The judge rejected Grant’s claim that he was hacking the phone for the sake of saving time, saying the actor, who has played a key role in the hacked media reform group Hacked Off, was well aware of the problem of voicemail interception and could have said so sooner.

Grant previously settled a phone hacking case with former News Group publication News of the World. The paper was shut down in 2011 when the hacking scandal peaked after it was revealed that the tabloid had accessed the emails of the murdered girl, including celebrities, athletes, politicians and the royal family.

The News Group has insisted that no illegal gathering took place at The Sun.

But the judge said the case could continue for reasons the actor said he discovered in 2021 after a private investigator, Gavin Burrows, revealed alleged wiretapping, extortion and theft on behalf of the paper.

“In addition to hacking my phone and cutting my landline, (Burrows) knew that my location had been hacked by people working at The Sun and that a tracking device had been placed in my car,” Grant said in evidence. “I found this strange.”

Grant said he couldn’t piece together who broke into his fourth bedroom in 2011. The door had been removed from its hinges and inside it looked like there had been a fight but nothing was missing. Two days later, The Sun had an article detailing the interior and “home row signs.”

Prince Harry said last month that the royal family had agreed to settle their lawsuit with the News Group out of court following wiretapping allegations against the News of the World.
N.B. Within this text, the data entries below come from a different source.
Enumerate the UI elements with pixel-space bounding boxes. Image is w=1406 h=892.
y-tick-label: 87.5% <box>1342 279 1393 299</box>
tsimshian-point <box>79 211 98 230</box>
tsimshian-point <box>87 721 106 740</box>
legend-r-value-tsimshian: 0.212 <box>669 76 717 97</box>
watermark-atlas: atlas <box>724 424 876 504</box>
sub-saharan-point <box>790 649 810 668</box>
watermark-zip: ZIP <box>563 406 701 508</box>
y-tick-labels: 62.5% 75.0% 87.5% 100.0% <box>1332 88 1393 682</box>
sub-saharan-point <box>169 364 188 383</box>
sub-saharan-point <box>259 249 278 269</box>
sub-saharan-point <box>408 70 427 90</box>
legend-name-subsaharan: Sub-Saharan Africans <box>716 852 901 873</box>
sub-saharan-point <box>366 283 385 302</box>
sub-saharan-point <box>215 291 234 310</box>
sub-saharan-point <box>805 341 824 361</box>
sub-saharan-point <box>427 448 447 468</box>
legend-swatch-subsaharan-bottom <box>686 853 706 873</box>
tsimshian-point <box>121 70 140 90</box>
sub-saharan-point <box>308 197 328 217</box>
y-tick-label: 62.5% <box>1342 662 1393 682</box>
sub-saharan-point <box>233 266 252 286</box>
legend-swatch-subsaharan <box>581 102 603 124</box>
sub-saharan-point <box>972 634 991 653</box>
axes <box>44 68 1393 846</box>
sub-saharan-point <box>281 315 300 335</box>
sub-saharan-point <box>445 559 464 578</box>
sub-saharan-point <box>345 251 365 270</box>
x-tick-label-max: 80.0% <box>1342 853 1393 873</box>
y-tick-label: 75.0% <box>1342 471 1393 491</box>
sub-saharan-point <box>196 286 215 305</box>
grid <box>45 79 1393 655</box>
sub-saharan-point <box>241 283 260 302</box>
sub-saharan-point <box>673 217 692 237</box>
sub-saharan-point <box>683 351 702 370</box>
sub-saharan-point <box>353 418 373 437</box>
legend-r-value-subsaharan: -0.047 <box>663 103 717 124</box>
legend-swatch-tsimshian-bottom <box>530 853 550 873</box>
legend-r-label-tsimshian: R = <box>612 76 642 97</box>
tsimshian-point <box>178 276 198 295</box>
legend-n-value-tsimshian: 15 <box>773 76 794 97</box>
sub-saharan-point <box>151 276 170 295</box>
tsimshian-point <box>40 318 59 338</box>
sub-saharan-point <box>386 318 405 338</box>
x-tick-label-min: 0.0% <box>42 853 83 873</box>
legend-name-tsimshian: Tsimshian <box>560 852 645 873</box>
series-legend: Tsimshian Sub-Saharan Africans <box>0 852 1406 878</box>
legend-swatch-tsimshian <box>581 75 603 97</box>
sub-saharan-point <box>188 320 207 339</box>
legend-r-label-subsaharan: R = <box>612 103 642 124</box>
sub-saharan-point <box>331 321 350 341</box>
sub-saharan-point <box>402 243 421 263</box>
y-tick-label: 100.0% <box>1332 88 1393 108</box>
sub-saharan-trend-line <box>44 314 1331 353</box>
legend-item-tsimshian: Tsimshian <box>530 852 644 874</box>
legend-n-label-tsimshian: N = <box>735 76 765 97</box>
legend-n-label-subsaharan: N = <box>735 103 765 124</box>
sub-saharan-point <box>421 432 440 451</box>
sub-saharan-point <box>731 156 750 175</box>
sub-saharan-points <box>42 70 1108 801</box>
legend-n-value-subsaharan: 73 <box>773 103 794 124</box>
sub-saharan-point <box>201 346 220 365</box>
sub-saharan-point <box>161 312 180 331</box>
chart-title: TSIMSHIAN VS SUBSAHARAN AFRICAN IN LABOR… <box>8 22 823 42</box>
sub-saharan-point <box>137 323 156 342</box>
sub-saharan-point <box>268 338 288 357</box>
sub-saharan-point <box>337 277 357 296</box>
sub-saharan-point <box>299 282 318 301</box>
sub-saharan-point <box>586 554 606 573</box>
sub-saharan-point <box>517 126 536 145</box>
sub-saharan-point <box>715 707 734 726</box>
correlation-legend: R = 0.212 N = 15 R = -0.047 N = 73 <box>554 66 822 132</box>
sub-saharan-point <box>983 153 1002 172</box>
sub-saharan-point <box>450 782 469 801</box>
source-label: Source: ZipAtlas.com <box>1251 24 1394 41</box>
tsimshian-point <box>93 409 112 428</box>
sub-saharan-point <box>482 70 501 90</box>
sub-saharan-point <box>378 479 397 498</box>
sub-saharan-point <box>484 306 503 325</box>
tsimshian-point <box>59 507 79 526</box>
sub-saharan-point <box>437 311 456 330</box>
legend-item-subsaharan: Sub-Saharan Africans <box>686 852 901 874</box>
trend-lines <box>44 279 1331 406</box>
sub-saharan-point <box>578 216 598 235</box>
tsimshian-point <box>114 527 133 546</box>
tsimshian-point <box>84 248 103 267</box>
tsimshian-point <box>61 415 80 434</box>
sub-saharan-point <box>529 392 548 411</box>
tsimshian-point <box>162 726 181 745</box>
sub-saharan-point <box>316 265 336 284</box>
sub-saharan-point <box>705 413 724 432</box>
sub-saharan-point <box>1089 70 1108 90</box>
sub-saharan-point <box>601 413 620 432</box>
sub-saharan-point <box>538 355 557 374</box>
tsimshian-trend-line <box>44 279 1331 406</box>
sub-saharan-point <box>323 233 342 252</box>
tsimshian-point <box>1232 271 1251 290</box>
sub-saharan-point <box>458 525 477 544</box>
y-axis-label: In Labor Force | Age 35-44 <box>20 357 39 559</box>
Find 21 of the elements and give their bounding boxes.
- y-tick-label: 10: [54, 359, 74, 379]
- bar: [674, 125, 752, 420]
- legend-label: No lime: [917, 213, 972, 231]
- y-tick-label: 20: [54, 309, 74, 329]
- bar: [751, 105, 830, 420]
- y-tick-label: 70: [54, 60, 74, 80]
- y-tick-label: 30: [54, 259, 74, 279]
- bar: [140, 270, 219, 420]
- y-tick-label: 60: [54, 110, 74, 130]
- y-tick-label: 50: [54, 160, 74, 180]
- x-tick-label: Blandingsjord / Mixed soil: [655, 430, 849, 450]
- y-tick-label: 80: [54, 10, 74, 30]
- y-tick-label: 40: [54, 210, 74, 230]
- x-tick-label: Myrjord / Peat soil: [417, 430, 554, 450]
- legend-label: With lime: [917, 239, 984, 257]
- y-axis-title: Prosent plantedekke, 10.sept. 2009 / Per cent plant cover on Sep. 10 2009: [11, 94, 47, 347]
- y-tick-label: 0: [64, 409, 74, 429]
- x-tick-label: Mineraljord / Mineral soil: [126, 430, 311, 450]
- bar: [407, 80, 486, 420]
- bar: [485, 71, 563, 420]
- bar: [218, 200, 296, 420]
He said the deal – which he says was agreed upon by his grandmother, the late Queen Elizabeth II – was aimed at keeping the royal family from testifying in court. He said the union wanted to apologize.

In court papers, Harry said he brought his case in 2019 – against the wishes of his father, who is now King Charles III – after being frustrated that a settlement was not taking place. He also said that his brother, Prince William, the heir to the throne, later received a major “amnesty” in wiretapping charges against the News Group.

NGN has denied that there was a “confidential deal.” The palace did not respond to messages seeking comment on this or William’s alleged set-up.

A spokesperson for the News Group released a statement Friday saying it was pleased the court had dismissed Grant’s phone theft charges.

“NGN strongly opposes the various historical justifications for the unauthorized collection of information contained in Mr. Grant’s remains,” he said.

Harry’s lawsuit against News Group is one of three phone hacking suits he has brought against British publishers.

Fancourt is currently hearing evidence from Harry’s lawyer and three other people against the publisher of the Daily Mirror over illegal information dating back to the 1990s. Harry is due to testify in the case next month.

A judge is reviewing whether charges brought by the Duke, Elton John, actress Elizabeth Hurley and others against the publisher of the Daily Mail should be prosecuted.